Il conte Henry– Marie-Raymond de Toulouse Lautrec Monfa, nato ad Albi, in Francia, il 24 novembre 1864, in arte semplicemente Toulouse Lautrec, mi aspetta nella “Sala Di Rue Des Moulins”, nota casa a luci rosse, dove abitualmente riceve per amicizia o per affari, chi desidera incontrarlo. E’ circondato dalle “signorine” in sgargianti e scollati abiti multicolori. Mi fa cenno di accomodarmi sul Divano Rosso mentre una delle signorine gli lucida le scarpe. – “Nessuno come loro sa farlo così bene!” . Dimostra una nobile superiorità e nel contempo una gratitudine senza superbia. Vive in quel mondo ma sembra voler ricordare che non ne fa parte.
-“Cominciamo da come vuole essere chiamato”
Non mi chiami Maestro. Non credo di avere mai insegnato nulla, mentre invece ho amato i miei veri maestri. Fondamentale per me, è stato Degas. Per molti e molte sono stato semplicemente Henry, per le altre e gli altri, Signor Conte, per qualcuno forse, Mon ami.

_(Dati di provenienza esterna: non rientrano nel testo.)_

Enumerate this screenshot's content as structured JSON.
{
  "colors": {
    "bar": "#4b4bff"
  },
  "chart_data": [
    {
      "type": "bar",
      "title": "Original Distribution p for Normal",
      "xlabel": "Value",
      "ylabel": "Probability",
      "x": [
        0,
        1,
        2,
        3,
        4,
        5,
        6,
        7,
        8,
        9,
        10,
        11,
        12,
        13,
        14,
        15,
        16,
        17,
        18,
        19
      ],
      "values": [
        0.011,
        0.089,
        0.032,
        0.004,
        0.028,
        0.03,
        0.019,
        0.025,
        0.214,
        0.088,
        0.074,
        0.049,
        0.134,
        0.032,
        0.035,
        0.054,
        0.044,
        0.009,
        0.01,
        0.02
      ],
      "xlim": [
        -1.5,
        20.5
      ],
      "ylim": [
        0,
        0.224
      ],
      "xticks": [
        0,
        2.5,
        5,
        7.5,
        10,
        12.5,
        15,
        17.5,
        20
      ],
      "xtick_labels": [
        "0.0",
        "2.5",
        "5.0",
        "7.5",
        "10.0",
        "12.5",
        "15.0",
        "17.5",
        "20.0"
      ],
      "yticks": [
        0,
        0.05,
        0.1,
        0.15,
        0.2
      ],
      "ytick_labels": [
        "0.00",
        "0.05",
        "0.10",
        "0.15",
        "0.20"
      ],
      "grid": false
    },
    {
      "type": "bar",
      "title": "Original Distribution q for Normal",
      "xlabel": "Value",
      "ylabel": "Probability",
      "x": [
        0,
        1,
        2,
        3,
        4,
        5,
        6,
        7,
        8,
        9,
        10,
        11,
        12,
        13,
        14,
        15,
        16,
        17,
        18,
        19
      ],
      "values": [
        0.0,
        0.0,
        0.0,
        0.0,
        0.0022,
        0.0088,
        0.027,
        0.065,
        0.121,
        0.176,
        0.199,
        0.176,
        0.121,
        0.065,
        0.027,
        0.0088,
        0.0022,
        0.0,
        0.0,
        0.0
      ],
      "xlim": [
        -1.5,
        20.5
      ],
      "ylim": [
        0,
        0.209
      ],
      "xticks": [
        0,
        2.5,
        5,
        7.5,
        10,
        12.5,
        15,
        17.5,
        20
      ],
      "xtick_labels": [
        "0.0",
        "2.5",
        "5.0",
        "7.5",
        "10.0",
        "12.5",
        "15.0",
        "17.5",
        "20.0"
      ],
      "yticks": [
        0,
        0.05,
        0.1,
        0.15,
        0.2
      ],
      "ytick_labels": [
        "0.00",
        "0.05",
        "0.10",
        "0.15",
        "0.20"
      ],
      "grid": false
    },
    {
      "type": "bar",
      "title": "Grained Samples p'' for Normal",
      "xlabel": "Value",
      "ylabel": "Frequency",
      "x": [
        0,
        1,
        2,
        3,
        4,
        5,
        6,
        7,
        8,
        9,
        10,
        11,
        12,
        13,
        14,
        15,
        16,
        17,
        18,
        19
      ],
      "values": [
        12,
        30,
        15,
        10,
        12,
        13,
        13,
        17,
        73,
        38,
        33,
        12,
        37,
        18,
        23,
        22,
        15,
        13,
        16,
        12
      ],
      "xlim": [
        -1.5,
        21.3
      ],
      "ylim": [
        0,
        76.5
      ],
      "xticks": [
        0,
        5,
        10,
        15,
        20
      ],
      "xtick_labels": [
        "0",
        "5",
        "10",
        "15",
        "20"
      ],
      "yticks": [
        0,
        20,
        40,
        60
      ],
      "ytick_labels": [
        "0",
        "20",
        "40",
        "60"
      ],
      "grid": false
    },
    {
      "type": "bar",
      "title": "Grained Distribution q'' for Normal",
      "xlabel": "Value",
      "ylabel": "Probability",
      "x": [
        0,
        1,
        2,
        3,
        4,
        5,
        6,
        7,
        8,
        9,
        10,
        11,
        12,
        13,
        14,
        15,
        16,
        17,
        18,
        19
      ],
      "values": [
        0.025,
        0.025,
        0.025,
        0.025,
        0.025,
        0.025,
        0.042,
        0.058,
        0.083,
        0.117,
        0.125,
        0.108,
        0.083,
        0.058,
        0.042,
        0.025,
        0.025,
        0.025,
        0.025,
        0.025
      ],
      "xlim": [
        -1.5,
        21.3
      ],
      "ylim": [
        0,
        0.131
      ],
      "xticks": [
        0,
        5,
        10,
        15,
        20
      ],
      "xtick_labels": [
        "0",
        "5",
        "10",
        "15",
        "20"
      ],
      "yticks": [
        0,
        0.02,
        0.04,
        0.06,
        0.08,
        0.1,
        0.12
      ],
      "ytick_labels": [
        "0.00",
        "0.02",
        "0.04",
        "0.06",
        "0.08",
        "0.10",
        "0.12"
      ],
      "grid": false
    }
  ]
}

La chiamerò Signor Conte, d’altra parte, mi pare che il suo essere aristocratico non venga mai dimenticato quando si parla di lei, neanche quando piazza il suo cavalletto in questa sala. Ma avremo modo di parlarne..
Purché anche lei non mi chieda di raccontare come ho cominciato
No, non lo farò, anche se l‘episodio di quando a quattro anni volle disegnare come firma, un bue sull’atto di battesimo di un suo cuginetto, è molto significativo.
Ma cosa vuole, i bambini hanno di questi exploit, ed io non credo di essere stato particolarmente diverso dagli altri
Comunque non può negare che in lei la capacità disegnativa si sia manifestata precocemente. Oltretutto mi pare fosse insita nel DNA cominciando dal suo bisnonno
Come vuole lei. Vogliamo continuare?
Perché è così ostico nei confronti dei suoi inizi?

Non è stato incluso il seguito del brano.